NHS England has announced that it will cover the cost of extra shifts taken on by GPs over winter for another year.
The £10m pot will cover additional extended hours, out-of-hours and unscheduled care sessions, starting from 1 October.
This is the same level of funding as NHS England provided towards the scheme last year and it will finish at the same time, on 31 March.
The scheme means GPs do not pay anything on top of their regular subscription fees to their medical defence organisation for extra shifts they agree to work over winter.
NHS England director of primary care commissioning Dr David Geddes said: ‘Extra costs can discourage GPs from providing extra out of hours or unscheduled care, so NHS England is supporting them to offer additional services, which is not only better for patients – who get more convenient access to care – but also eases the pressure on GPs, A&Es and other frontline NHS services.
‘By providing extra indemnity cover, GPs will be able to provide those extra hours without incurring a cost for themselves. It also means out of hours providers have access to GPs to ensure no shifts go unfilled.’

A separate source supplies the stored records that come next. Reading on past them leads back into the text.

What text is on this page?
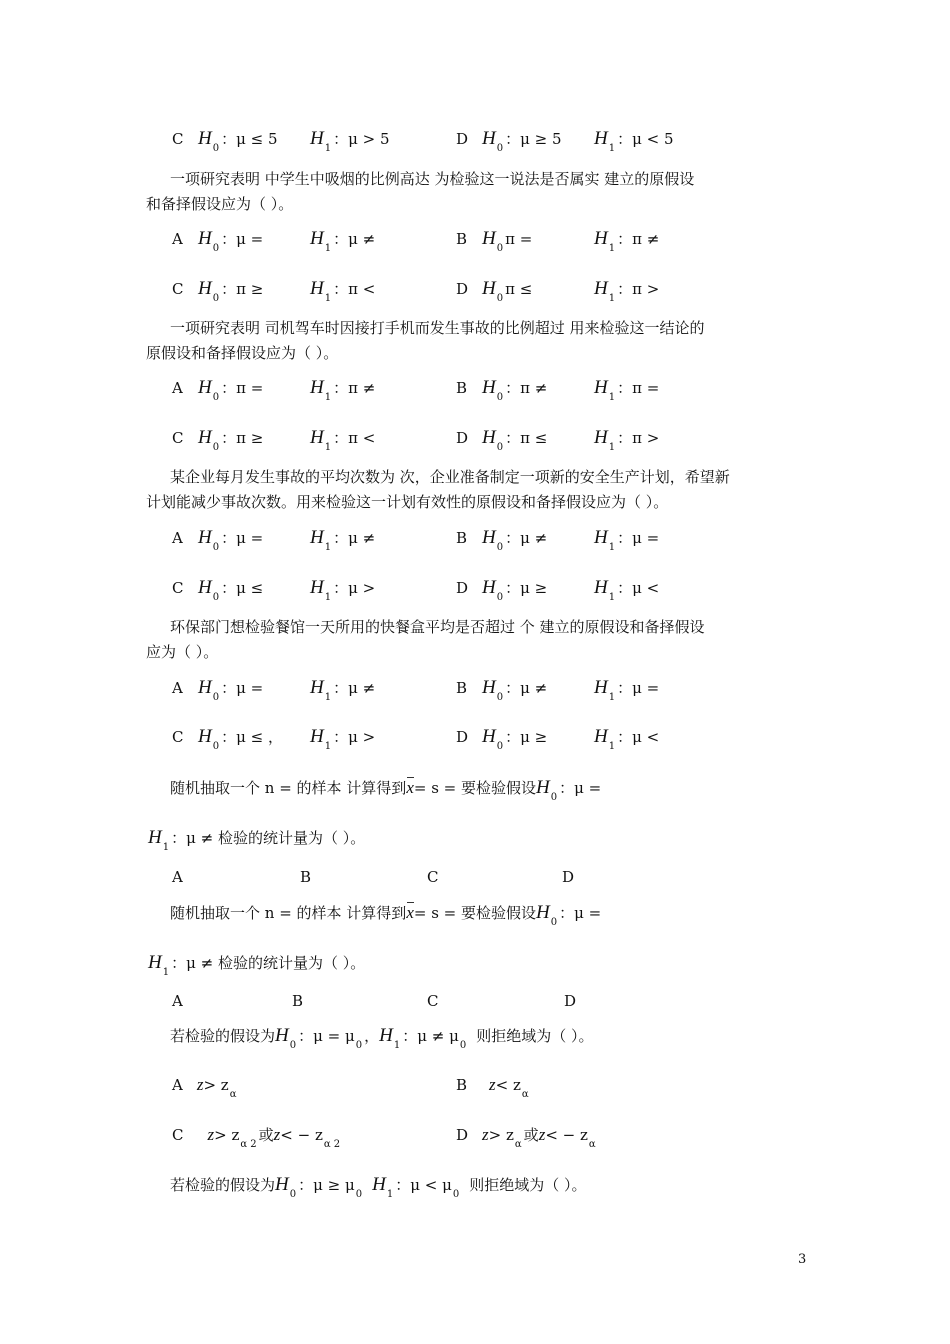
C $H_0$：μ ≤ 5 $H_1$：μ > 5	D $H_0$：μ ≥ 5 $H_1$：μ < 5
一项研究表明 中学生中吸烟的比例高达 为检验这一说法是否属实 建立的原假设
和备择假设应为（ ）。
A $H_0$：$\mu = H_1$：μ ≠	B $H_0\pi$ =	$H_1$：π ≠
C $H_0$：$\pi \ge H_1$：π <	D $H_0\pi$ ≤	$H_1$：π >
一项研究表明 司机驾车时因接打手机而发生事故的比例超过 用来检验这一结论的
原假设和备择假设应为（ ）。
A $H_0$：$\pi = H_1$：π ≠	B $H_0$：$\pi \ne H_1$：π =
C $H_0$：$\pi \ge H_1$：π <	D $H_0$：$\pi \le H_1$：π >
某企业每月发生事故的平均次数为 次，企业准备制定一项新的安全生产计划，希望新
计划能减少事故次数。用来检验这一计划有效性的原假设和备择假设应为（ ）。
A $H_0$：$\mu = H_1$：μ ≠	B $H_0$：$\mu \ne H_1$：μ =
C $H_0$：$\mu \le H_1$：μ >	D $H_0$：$\mu \ge H_1$：μ <
环保部门想检验餐馆一天所用的快餐盒平均是否超过 个 建立的原假设和备择假设
应为（ ）。
A $H_0$：$\mu = H_1$：μ ≠	B $H_0$：$\mu \ne H_1$：μ =
C $H_0$：μ ≤ ， $H_1$：μ >	D $H_0$：$\mu \ge H_1$：μ <
随机抽取一个 n = 的样本 计算得到x= s = 要检验假设$H_0$：μ =
$H_1$：μ ≠ 检验的统计量为（ ）。
A	B	C	D
随机抽取一个 n = 的样本 计算得到x= s = 要检验假设$H_0$：μ =
$H_1$：μ ≠ 检验的统计量为（ ）。
A	B	C	D
若检验的假设为$H_0$：$\mu = \mu_0$，$H_1$：$\mu \ne \mu_0$则拒绝域为（ ）。
A $z> z_\alpha$
B $z< z_\alpha$
C $z> z_{\alpha 2}$或$z< - z_{\alpha 2}$
D $z> z_\alpha$或$z< - z_\alpha$
若检验的假设为$H_0$：$\mu \ge \mu_0$ $H_1$：$\mu < \mu_0$则拒绝域为（ ）。
3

This is the fourth year that NHS England has paid for GP winter indemnity, while the Government prepares to bring in a year-round subsidised indemnity scheme for GPs from 1 April next year.

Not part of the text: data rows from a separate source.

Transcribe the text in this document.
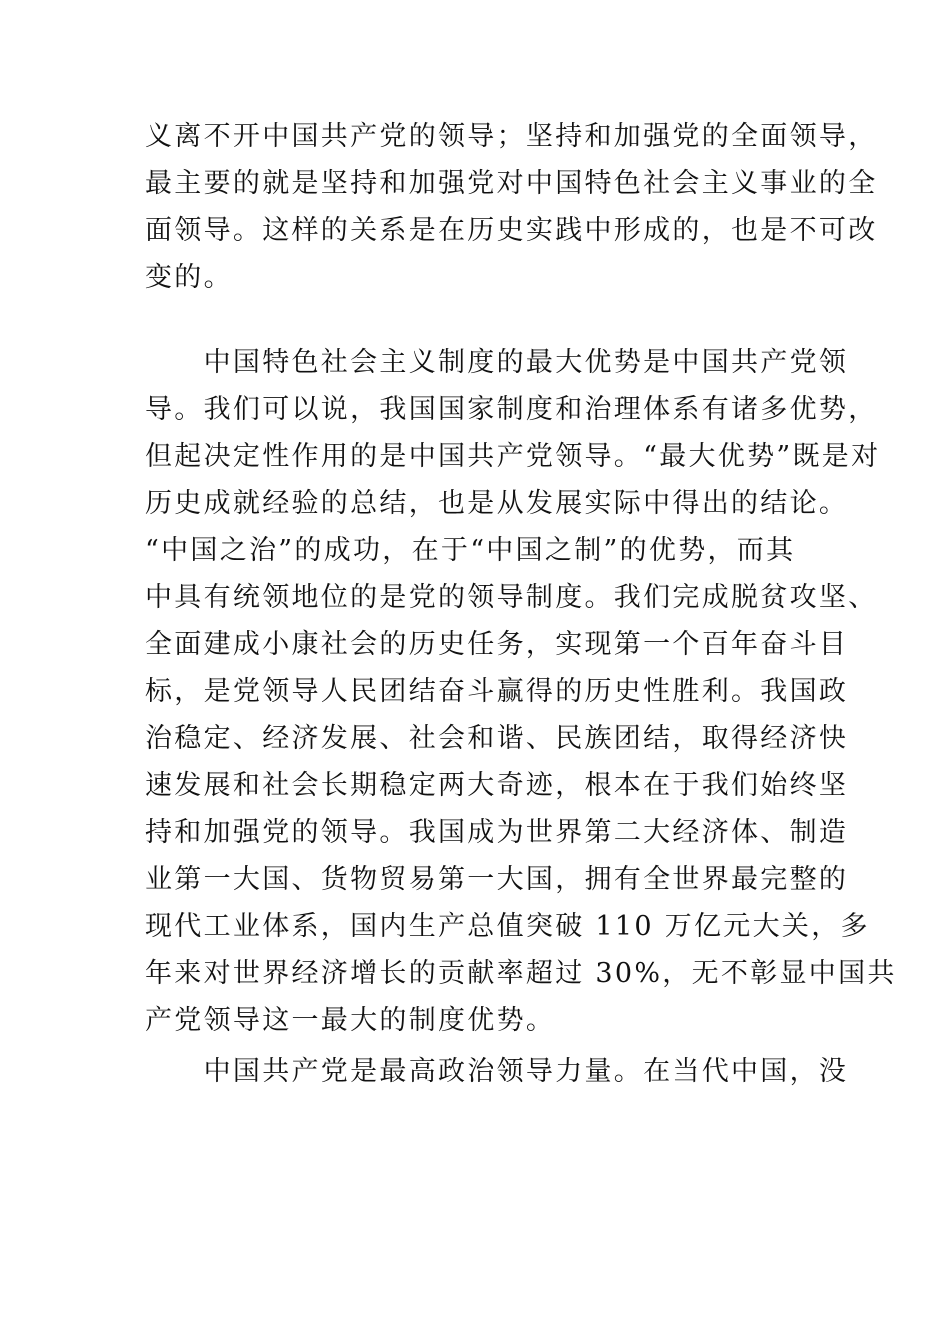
义离不开中国共产党的领导；坚持和加强党的全面领导，
最主要的就是坚持和加强党对中国特色社会主义事业的全
面领导。这样的关系是在历史实践中形成的，也是不可改
变的。
　　中国特色社会主义制度的最大优势是中国共产党领
导。我们可以说，我国国家制度和治理体系有诸多优势，
但起决定性作用的是中国共产党领导。“最大优势”既是对
历史成就经验的总结，也是从发展实际中得出的结论。
“中国之治”的成功，在于“中国之制”的优势，而其
中具有统领地位的是党的领导制度。我们完成脱贫攻坚、
全面建成小康社会的历史任务，实现第一个百年奋斗目
标，是党领导人民团结奋斗赢得的历史性胜利。我国政
治稳定、经济发展、社会和谐、民族团结，取得经济快
速发展和社会长期稳定两大奇迹，根本在于我们始终坚
持和加强党的领导。我国成为世界第二大经济体、制造
业第一大国、货物贸易第一大国，拥有全世界最完整的
现代工业体系，国内生产总值突破 110 万亿元大关，多
年来对世界经济增长的贡献率超过 30%，无不彰显中国共
产党领导这一最大的制度优势。
　　中国共产党是最高政治领导力量。在当代中国，没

The Government was due to update GPs on the new scheme in May, however this communication was delayed. .
The Department of Health and Social Care has said the scheme will cover all practice staff for NHS work, and most recently it told Pulse the scheme may potentially cover both future and historic claims.

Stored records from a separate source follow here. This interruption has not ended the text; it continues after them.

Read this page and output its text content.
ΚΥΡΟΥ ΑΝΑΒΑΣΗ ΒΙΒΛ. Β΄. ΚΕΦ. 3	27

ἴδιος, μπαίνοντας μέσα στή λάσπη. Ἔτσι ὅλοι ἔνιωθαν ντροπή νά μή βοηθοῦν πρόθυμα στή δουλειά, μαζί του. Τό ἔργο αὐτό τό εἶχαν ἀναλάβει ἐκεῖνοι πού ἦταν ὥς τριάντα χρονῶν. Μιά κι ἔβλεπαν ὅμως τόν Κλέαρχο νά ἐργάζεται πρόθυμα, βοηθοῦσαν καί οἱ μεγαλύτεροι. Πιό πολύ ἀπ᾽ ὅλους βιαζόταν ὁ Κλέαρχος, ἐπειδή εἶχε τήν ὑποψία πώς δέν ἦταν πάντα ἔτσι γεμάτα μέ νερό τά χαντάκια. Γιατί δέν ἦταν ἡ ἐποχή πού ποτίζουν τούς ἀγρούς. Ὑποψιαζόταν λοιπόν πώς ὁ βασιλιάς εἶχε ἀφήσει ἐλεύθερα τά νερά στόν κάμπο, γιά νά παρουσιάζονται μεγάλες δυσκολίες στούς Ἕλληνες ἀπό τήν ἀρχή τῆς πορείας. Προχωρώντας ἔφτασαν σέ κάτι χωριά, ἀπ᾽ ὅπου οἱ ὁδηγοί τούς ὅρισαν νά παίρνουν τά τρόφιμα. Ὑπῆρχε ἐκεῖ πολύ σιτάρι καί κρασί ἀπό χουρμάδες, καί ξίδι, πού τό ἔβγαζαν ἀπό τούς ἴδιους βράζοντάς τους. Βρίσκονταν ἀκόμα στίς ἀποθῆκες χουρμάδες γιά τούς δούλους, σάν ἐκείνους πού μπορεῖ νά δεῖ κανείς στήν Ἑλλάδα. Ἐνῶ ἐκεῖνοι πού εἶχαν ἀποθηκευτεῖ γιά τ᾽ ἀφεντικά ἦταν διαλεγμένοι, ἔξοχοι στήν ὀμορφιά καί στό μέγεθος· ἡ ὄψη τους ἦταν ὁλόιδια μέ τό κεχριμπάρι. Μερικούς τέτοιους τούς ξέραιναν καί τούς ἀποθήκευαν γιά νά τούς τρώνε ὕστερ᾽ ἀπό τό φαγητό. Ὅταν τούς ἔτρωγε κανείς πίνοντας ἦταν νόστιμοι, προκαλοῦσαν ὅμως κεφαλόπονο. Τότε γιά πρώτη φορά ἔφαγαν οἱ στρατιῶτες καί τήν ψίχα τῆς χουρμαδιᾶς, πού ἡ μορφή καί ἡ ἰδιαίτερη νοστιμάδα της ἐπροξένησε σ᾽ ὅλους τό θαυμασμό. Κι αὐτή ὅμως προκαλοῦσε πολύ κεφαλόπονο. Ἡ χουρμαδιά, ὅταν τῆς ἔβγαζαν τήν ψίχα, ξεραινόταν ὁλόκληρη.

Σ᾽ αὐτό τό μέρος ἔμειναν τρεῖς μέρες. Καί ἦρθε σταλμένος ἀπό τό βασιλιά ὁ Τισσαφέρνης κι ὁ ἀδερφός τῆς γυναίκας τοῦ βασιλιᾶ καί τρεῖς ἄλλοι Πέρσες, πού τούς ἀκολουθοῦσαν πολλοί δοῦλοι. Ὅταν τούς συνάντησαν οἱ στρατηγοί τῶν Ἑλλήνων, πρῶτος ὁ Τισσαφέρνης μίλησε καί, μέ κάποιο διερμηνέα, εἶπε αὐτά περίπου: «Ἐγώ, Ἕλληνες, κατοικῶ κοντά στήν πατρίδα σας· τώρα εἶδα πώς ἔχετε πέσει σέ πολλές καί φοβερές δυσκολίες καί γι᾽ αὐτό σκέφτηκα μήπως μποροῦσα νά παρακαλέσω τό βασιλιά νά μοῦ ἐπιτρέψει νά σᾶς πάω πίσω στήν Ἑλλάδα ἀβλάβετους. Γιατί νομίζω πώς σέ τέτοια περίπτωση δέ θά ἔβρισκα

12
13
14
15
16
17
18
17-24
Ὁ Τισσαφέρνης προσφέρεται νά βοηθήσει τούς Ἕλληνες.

But the BMA has warned GPs they should keep their subscriptions with defence organisations as the Government indemnity will not cover GMC hearings, criminal cases or private work.
Medical Protection Society medical director Rob Hendry said the winter scheme has ‘played an important role in enabling a well-staffed and flexible workforce during the difficult winter months’ and that he was ‘pleased to see the scheme being rolled out again this year’.
However he added that GPs urgently need more information on the longer term state-backed scheme.
He said: ‘GPs are keen to understand more about the Government’s long term approach. With little more than six months to go before the new state-backed indemnity scheme is due to be launched, we are continuing to press Government for more detail on their plans.
‘It is vital that GPs maintain their medical defence membership until the state-backed indemnity scheme is up and running to ensure they have continuous cover against any claims now or in the future.’
Medical Defence Union professional services director Dr Matthew Lee said: ‘Last winter, we saw the highest take-up to date to around 1,000 MDU GPs offering additional sessions of out-of-hours work under the scheme. With this winter’s scheme broadened to include additional “extended access” sessions we anticipate participation this year will be even greater.’
Dr Richard Vautrey, BMA GP committee chair, said GPs ‘should never face the predicament of having to decide what work they take on based on the barriers created by sky-rocketing indemnity costs’ and that ‘therefore the winter indemnity scheme is welcome, as it gives doctors the option to take on extra work that many simply would not be able to afford to otherwise’.
But he added: ‘The soaring cost of indemnity is one of the biggest issues that needs addressing if the current GP crisis is to be overcome, and while this scheme will provide a boost until the end of March, demand for services will not stop there.
‘The Government’s commitment to a state-backed scheme from April provides a unique opportunity for ministers to radically overhaul the current system and make general practice an attractive and sustainable career for doctors. By doing so this should be the last winter that an indemnity scheme is required.’